Processor - Art. 28 GDPR

Typical processors are companies that process personal data on our behalf:

• Service providers to whom we transfer personal data for processing (e.g. marketing companies)
  
• Service providers to whom we give access to internal data (e.g. technical service companies)
• Providers of online software solutions (e.g. office software)
• Providers of digital services (e.g. web host through which our emails are sent)

Order processing is when a service provider acts on our behalf and is bound by our instructions. In this case, the external service provider only provides support and is, so to speak, our "extended arm". Under no circumstances may they use the data provided to them for their own purposes.

Source: Mohamed Hassan on Pixabay

Examples

• An advertising agency is commissioned to organise an event. As long as the advertising agency is only responsible for designing the documents and concept, it is not a processor within the meaning of the GDPR. However, if it sends out invitations on our behalf, with a list of our customer contacts or collects visitor data at the event, this constitutes commissioned data processing within the meaning of the GDPR. 
  
• An external IT service provider takes over our IT support. They set up computers and, if necessary, connect to the company's systems via remote maintenance. This may give them access to the company's internal data and therefore to the personal data of employees or customers.
• Every provider of online solutions that we use counts as a processor, as we store personal data in the systems as part of their use - even if it is only our business email address.
• Our hosting provider, on whose server our website runs, is also a classic processor. Even if we do not offer any registration options or personalised logins. This is because the IP addresses of website visitors also count as personal data. The hosting provider is therefore a processor in any case. 

However, there is no order processing for postal services for the transport of letters or parcels, for example.
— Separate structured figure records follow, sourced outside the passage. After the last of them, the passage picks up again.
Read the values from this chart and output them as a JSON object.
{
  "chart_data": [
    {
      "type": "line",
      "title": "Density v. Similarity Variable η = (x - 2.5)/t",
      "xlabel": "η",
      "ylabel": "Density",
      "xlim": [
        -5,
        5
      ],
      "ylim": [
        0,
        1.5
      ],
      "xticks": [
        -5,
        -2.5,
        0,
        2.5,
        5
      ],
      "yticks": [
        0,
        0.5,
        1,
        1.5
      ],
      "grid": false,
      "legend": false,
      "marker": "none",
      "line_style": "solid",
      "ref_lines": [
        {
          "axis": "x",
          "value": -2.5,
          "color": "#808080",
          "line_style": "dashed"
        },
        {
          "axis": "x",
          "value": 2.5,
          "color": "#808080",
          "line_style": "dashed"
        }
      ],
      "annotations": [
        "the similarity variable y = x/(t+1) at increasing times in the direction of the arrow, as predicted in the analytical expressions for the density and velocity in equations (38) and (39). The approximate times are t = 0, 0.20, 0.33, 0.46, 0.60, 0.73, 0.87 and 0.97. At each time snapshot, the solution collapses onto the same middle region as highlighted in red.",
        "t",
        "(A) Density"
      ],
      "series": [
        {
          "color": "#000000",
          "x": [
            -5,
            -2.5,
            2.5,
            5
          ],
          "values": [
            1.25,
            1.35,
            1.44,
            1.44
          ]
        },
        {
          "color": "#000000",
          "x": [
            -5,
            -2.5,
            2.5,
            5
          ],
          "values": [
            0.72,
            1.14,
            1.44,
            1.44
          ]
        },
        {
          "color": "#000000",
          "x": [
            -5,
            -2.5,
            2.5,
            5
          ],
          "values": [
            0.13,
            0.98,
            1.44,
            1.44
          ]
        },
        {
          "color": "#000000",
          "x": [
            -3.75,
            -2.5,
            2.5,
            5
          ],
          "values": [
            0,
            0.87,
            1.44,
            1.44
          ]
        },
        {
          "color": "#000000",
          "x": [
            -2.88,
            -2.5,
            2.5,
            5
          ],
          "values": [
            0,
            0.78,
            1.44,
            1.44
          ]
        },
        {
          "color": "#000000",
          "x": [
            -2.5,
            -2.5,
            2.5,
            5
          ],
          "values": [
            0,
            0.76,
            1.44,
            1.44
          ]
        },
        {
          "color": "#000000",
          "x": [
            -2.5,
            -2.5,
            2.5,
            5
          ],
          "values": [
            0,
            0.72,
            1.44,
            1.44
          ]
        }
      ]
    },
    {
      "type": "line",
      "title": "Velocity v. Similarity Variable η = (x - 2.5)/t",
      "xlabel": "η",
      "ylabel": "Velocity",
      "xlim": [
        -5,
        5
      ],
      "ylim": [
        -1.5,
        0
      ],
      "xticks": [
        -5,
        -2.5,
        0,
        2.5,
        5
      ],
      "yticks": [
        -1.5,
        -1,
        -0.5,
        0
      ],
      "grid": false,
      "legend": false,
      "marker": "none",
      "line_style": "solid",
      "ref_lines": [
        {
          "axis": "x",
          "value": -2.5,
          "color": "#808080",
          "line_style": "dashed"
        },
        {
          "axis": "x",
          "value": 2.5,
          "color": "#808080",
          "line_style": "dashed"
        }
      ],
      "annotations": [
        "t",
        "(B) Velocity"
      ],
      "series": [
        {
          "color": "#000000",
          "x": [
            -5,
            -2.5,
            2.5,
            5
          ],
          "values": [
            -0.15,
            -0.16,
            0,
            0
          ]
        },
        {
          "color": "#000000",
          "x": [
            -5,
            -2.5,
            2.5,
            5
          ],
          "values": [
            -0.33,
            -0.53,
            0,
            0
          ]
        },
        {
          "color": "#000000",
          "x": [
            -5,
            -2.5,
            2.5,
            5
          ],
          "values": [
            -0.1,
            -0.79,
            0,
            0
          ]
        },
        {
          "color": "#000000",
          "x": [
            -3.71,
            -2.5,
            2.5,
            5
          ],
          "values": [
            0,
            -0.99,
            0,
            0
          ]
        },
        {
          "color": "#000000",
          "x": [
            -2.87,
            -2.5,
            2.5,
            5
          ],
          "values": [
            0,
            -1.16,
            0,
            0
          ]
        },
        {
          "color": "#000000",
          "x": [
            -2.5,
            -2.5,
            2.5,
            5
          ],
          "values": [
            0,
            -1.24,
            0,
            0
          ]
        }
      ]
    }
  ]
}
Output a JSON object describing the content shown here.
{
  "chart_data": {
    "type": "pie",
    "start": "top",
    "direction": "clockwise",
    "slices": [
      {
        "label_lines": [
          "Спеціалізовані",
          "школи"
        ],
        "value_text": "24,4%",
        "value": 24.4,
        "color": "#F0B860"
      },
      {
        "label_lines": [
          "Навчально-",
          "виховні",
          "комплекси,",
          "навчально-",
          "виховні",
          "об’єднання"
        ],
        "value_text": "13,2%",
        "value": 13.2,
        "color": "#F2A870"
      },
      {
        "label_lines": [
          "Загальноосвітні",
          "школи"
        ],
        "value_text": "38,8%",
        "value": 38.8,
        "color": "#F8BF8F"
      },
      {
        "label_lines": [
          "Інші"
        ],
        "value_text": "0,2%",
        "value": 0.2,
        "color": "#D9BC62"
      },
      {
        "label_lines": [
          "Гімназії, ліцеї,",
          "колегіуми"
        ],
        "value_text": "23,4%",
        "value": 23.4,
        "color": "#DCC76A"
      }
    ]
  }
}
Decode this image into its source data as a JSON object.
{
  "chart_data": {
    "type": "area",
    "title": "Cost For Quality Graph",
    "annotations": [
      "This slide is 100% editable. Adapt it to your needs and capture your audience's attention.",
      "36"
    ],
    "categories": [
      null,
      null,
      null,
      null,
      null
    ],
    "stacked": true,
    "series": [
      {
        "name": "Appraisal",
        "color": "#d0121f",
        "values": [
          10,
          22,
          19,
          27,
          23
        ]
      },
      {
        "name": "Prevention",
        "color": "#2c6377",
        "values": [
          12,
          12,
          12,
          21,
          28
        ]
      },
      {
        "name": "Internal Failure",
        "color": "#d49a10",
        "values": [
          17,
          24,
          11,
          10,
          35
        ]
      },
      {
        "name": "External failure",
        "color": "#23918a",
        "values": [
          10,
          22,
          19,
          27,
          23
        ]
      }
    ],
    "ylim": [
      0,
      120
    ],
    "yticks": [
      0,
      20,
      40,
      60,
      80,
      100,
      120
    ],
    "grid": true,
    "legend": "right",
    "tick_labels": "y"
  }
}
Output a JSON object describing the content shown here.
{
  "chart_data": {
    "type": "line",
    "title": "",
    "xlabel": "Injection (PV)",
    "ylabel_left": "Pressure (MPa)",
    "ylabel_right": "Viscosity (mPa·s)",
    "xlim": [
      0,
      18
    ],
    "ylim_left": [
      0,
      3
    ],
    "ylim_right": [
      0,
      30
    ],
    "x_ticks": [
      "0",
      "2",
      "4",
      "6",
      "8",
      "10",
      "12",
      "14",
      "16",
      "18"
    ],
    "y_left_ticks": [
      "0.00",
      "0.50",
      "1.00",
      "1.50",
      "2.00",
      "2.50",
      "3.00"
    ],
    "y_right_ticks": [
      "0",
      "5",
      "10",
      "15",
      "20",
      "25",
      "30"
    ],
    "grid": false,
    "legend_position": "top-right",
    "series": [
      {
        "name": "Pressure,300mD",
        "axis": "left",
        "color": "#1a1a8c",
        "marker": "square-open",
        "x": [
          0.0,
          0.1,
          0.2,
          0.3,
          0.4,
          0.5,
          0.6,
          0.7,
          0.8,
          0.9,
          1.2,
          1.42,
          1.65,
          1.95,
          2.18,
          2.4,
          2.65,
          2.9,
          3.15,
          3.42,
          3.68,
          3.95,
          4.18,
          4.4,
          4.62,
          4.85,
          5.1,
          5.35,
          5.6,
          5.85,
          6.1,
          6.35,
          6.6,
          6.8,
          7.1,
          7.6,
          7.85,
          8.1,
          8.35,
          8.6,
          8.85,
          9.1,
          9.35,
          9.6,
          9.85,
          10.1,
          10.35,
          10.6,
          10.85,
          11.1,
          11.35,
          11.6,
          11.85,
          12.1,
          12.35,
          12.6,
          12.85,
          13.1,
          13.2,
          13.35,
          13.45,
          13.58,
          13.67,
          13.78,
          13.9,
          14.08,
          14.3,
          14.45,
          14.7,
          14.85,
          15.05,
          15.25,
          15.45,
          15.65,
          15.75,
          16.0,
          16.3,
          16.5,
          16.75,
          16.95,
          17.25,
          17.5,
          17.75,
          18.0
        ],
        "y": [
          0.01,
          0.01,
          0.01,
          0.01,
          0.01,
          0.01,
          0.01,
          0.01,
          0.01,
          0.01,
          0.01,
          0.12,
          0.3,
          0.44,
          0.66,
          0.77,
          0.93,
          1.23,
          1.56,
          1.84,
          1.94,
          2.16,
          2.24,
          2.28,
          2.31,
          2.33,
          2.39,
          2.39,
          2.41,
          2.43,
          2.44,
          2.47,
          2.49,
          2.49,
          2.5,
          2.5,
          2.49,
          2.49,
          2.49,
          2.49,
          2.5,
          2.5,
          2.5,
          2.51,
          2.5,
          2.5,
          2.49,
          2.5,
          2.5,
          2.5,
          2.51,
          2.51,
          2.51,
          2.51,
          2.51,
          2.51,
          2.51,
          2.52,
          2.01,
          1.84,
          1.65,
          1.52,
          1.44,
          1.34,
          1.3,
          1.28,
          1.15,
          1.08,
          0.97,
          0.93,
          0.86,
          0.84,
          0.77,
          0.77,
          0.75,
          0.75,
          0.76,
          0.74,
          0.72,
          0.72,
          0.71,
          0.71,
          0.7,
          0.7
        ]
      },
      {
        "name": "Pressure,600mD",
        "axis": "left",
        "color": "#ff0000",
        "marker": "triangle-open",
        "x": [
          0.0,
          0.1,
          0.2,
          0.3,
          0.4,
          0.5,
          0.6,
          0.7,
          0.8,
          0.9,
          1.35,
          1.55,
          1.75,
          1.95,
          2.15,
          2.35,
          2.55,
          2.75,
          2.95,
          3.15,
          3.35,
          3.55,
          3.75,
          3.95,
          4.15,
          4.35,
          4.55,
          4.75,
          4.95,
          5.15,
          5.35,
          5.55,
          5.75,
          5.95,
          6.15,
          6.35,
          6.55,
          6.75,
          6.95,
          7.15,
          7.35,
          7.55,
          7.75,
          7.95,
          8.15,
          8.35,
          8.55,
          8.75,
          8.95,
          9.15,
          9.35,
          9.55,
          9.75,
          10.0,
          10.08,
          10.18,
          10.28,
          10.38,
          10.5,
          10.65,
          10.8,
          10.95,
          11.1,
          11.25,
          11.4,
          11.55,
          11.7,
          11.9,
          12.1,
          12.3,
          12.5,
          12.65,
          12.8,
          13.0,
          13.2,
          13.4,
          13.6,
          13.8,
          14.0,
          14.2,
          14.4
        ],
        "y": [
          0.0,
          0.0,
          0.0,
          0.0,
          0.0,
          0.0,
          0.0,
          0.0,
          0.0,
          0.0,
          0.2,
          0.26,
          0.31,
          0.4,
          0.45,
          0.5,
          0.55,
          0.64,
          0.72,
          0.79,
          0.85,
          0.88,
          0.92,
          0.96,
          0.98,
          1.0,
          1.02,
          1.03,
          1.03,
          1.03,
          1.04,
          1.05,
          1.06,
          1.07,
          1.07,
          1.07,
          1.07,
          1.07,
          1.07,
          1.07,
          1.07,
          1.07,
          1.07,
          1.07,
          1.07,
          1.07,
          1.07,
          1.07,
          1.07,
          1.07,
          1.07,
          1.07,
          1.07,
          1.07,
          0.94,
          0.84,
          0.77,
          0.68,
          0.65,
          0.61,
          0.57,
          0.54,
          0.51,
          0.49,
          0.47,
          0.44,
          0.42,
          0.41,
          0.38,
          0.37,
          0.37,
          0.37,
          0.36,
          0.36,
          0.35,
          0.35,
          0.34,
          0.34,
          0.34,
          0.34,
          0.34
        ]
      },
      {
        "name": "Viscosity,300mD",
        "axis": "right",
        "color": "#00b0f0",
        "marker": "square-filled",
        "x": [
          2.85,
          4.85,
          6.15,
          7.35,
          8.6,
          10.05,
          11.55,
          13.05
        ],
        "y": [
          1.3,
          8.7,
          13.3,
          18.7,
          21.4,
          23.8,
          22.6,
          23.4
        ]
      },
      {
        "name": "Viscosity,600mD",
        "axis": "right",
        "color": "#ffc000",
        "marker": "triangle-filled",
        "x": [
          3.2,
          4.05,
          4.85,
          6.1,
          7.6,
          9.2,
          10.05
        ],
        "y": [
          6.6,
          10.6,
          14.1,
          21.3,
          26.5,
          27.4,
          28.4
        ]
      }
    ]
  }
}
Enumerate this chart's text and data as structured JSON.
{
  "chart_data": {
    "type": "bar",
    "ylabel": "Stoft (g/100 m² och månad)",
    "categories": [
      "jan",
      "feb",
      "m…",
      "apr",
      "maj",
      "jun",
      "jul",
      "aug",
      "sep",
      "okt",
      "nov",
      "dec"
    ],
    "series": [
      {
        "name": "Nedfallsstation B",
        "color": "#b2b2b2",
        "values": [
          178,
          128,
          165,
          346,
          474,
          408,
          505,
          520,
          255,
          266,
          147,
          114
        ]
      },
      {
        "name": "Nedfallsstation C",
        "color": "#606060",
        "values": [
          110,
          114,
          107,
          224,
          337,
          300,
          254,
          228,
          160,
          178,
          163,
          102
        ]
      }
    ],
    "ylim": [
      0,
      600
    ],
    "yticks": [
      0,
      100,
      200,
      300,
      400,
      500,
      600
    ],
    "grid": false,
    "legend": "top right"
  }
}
Lawyers or tax consultants are also exempt from this regulation, as they are not authorised to act on instructions as holders of professional secrets. It is therefore always necessary to check whether a service provider is acting as a processor or on its own responsibility. 

What does that mean? 

As soon as we use a processor, we must ensure that the processor also complies with data protection regulations and implements appropriate technical and organisational measures to ensure data protection. This is usually regulated by a so-called order processing contract (AV contract). Art. 28 GDPR specifies the minimum requirements for the content of such a contract. 

According to Art. 28 para. 3 GDPR, the following points, among others, must be regulated in the contract:

• Subject, duration, nature and purpose of the processing
  
• Type of personal data and data subjects
• Information on the confidentiality obligations of the persons authorised to process the data
• Information on the technical and organisational measures implemented
• Regulations regarding the use of subcontractors
• Regulations on support for enquiries and claims by data subjects
• Regulations regarding the return or deletion of personal data
• Regulations regarding the controller's rights of control over the processor
• Information on the obligation of the processor to inform the controller of data protection violations

Many service providers (especially in the online sector) offer ready-made DP contracts that can be downloaded and signed directly from the website. The contract is then sent to the processor for signature.